Humans are full of pride. We love receiving compliments from other people about what we’ve done, what we have, or what we’re about to do. But to trust in the Lord is to deny yourself and follow Christ. How do you deny yourself? By saying no to your earthly desires and saying yes to God. It’s being content with what you have. After all…
Denying oneself involves putting God first before anyone and anything else–your partner, family, profession, money, possessions, etc. One of its requirements is that you forget about what you want and focus on what He wants for you. Once you’ve learned the art of denying yourself, you’ll realize that you are weak, but then that’s nothing to worry about because His power is made perfect in weakness (2 Corinthians 12:9)! After realizing you’re frail, you’ll then look to God and recognize Him as the only source of your strength.
To deny yourself is to acknowledge that He is the owner of your life.
Another step involves one’s heart. The Bible says our hearts must be guarded for everything we do flows from it (Proverbs 4:23). Whatever’s in your heart matters because the heart is the source of life. If you’re so full of yourself, your heart will be filled with selfish desires as well. And when you think you can do it, there’s an enormous chance that you’ll get used to trusting your own capabilities, strength, and talents. And that’s not good because that would mean you’re refusing to acknowledge God’s power in your life. You can’t fully trust God and surrender halfheartedly too. Trusting God with only a part of your heart is similar to bowing down to a king in side view. And what kind of average person does that?
To surrender to Him is to trust God fully; to acknowledge that you are weak and He is strong. One way to apply that is to pray before making a decision and to hear what He has to say by reading His Word. The acts of surrender could be challenging for us since we desire control over everything. Perhaps we think the future would be more predictable if we are the ones handling every situation. But that is not the case. Whether or not we have control, we still can’t tell what the future holds. Fully trusting God in times of trouble is even more difficult because we don’t know what those moments will do to us. But the beauty of fully trusting Him is that we know all things work together for good because we love Him and we are called according to His purpose (Romans 8:28).

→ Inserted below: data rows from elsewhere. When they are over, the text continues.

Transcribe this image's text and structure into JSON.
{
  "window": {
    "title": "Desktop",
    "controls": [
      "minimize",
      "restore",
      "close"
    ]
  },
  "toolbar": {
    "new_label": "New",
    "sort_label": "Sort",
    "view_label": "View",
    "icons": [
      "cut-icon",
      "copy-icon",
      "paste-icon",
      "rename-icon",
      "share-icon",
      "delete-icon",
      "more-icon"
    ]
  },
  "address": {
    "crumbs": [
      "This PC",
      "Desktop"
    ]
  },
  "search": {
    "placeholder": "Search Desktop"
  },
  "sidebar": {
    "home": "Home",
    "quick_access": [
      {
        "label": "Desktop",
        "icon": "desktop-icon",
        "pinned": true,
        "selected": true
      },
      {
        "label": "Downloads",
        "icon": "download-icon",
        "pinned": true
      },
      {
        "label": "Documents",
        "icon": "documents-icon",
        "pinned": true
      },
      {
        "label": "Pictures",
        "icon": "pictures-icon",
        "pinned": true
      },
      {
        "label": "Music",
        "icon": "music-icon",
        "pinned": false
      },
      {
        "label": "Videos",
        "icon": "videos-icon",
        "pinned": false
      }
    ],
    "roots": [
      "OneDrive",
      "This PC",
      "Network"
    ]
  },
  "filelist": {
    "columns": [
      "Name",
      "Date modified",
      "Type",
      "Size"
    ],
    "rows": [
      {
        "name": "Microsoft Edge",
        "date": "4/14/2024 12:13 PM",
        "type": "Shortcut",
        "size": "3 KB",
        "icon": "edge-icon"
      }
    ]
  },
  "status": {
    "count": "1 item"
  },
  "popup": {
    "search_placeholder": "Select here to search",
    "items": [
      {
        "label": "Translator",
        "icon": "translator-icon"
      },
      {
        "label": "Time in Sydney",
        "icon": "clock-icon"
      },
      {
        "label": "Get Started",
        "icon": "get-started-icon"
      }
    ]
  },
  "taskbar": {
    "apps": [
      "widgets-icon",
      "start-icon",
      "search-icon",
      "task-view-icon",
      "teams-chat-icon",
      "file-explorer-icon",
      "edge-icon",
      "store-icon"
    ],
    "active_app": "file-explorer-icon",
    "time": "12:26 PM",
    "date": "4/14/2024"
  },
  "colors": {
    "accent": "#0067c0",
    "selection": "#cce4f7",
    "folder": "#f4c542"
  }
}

Surrendering to Him is admitting that He knows better, and His plans are always greater.
Proverbs 3:5 means denying one’s self, forgetting about your fears and desires, and fully surrendering yourself to God regardless of your situation. It’s knowing that He will provide all our needs even if we have absolutely nothing. It may sound difficult, but we can do all things through Christ who gives us strength (Philippians 4:13).